One day after Archbishop Robert Rivas read out a notice to Saint Lucian parishioners concerning “inappropriate behavior” of a priest, the head of the Roman Catholic Church was more forthright in his approach on sexual abuse. On Monday, Pope Francis met with victims of sexual abuse at the Vatican.
It has been reported that six victims, two each from Ireland, Britain and Germany, were expected to attend the pope’s private morning mass in his Vatican residence and then meet him afterwards.
Since his installation, Pope Francis has gone on record as saying that there would be zero tolerance for anyone in the Catholic Church who abused children, including bishops. He went further to compare sexual abuse of children by priests to a “satanic mass.”
The pope has also been open with his sentiments on homosexuality. In a recent interview he said that the catechism, or the Roman Catholic Church’s official doctrine book, condemns homosexual acts, but he called on the Church to love gays and lesbians, who “must be accepted with respect, compassion and sensitivity.”
Still Pope Francis’ mass and meeting on Monday is coming under fire in some quarters. Victims groups have said the pope had a spotty record of dealing with abuse cases in Argentina when he was Archbishop of Buenos Aires, and victims from that country wrote to ask him why they were not invited.
“This fact pains us,” four victims of sexual abuse by priests said in a letter sent to the pope and made available to Reuters.

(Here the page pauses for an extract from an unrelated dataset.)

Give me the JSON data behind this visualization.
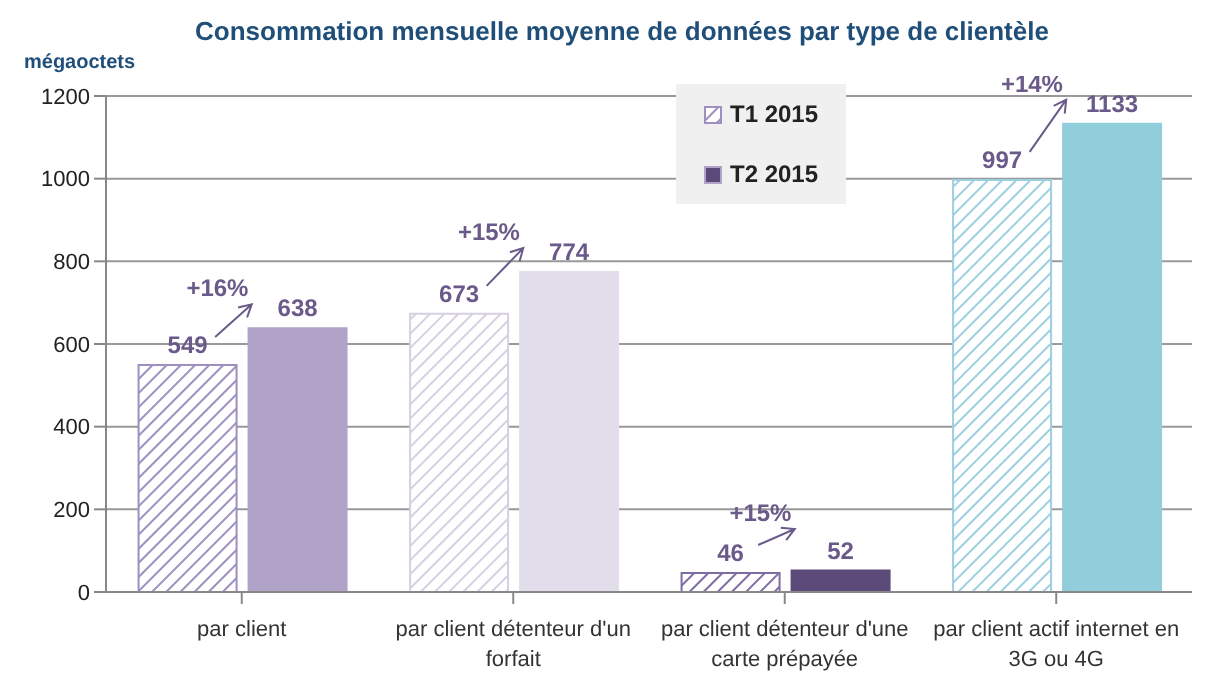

The Vatican says 3,420 credible accusations of sexual abuse by priests have been referred to it in the past 10 years and 824 clerics have been defrocked. The church in the United States has paid $2.5bn in compensation to victims.
Over the years there have been several instances here in Saint Lucia of Catholic priests sexually abusing young boys and being engaged in homosexual activity. The local clergy have been by and large silent on the matter, in some cases issuing vague press statements to the media, sweeping the matters under the rug or praying that they’ll go away.
In the most recent case, the press release from the office of the Archbishop reads:
“Allegations of inappropriate behaviour incompatible with the priesthood, were brought against a priest of the Archdiocese of Castries.” What exactly are “allegations of inappropriate behaviour incompatible with the priesthood”? The statement went on to say that using the mechanisms at its disposal, The Archdiocese initiated a process of investigation and that the accuser and the accused priest were interviewed.
Further, that the Archdiocesan review board, after serious deliberations on the report filed by the delegate, concluded that the accused priest, in his relationship with the accuser, acted (here’s that word again) “inappropriately.”
According to the statement, the local Catholic church considers the behaviour a serious matter, and has taken the decision to withdraw the priest from pastoral ministry with immediate effect.
“The priest has been put on administrative leave. The accuser has also been offered counseling support, the statement also says.
From all we have heard, the “inappropriate behaviour” discovered by the church was a homosexual relationship between the accused priest and another man. From all we know too, the “accused” priest has been flown to the United States by the church.
Meanwhile in the absence of more information, the Saint Lucian public continues to speculate.
In the past, local Catholic priests accused of sexual misconduct, and in some cases even impregnating parishioners, have simply been transferred to another parish. It’s reasonably well known that another popular local priest is alleged to have committed such a misdeed, which of course is a grave sin, according to Catholic doctrine.
The question now is whether the Roman Catholic Church itself acted “inappropriately” or indeed illegally in the manner in which it handled the most recent “situation.”